Performance at Scale
The system is built for production workloads. Themis implements a hybrid state management strategy with in-memory TTL-based caching that achieves 500x faster reads compared to direct database access and 10x higher request throughput. Execution plans and artifacts are persisted to SQLite with write-through caching, ensuring durability without sacrificing speed.
Prompt caching reduces costs by up to 90% for repeated agent executions within a one-hour window -- a significant advantage for batch processing scenarios where a firm needs to process dozens of similar cases. Extended thinking mode, enabled selectively for the DEA and LSA agents, provides deeper reasoning on complex multi-issue analyses while keeping costs controlled for simpler tasks.
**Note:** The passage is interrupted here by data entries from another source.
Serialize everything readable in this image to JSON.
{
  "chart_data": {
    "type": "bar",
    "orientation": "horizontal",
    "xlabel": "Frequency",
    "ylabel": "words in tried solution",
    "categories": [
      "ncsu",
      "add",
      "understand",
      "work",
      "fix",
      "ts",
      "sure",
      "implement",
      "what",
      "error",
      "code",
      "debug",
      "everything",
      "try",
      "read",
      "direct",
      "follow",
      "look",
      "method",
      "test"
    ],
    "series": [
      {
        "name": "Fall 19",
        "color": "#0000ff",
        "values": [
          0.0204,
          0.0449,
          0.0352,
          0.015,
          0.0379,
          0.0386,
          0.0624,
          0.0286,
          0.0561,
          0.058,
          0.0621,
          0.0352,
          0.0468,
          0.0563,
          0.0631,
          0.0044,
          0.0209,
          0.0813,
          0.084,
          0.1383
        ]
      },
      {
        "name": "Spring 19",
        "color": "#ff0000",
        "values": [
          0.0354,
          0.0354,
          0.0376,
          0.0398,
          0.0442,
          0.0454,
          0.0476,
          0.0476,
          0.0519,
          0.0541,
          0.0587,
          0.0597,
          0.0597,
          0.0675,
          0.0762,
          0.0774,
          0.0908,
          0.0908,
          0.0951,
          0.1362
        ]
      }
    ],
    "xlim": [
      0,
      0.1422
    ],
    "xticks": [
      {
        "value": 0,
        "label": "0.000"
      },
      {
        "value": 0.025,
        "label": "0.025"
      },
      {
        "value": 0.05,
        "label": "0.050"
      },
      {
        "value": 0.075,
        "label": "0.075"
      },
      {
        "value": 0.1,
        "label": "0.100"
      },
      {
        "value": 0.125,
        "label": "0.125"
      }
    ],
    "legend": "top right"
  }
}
The entire system is observable through Prometheus metrics (agent latency, tool invocations, error rates) and structured JSON logging with automatic sensitive-data redaction. For production deployments, a Docker Compose stack includes the Themis API, PostgreSQL, Prometheus, and Grafana dashboards out of the box.
The future of legal AI is not a smarter model. It is a smarter system.
We believe the orchestrated multi-agent approach represents a fundamental shift in how AI can serve the legal profession. By decomposing legal work into its constituent disciplines, coordinating specialist agents through a rigorous task graph, and validating quality through structured reflection, Themis produces work product that meets the standards that high-stakes litigation demands.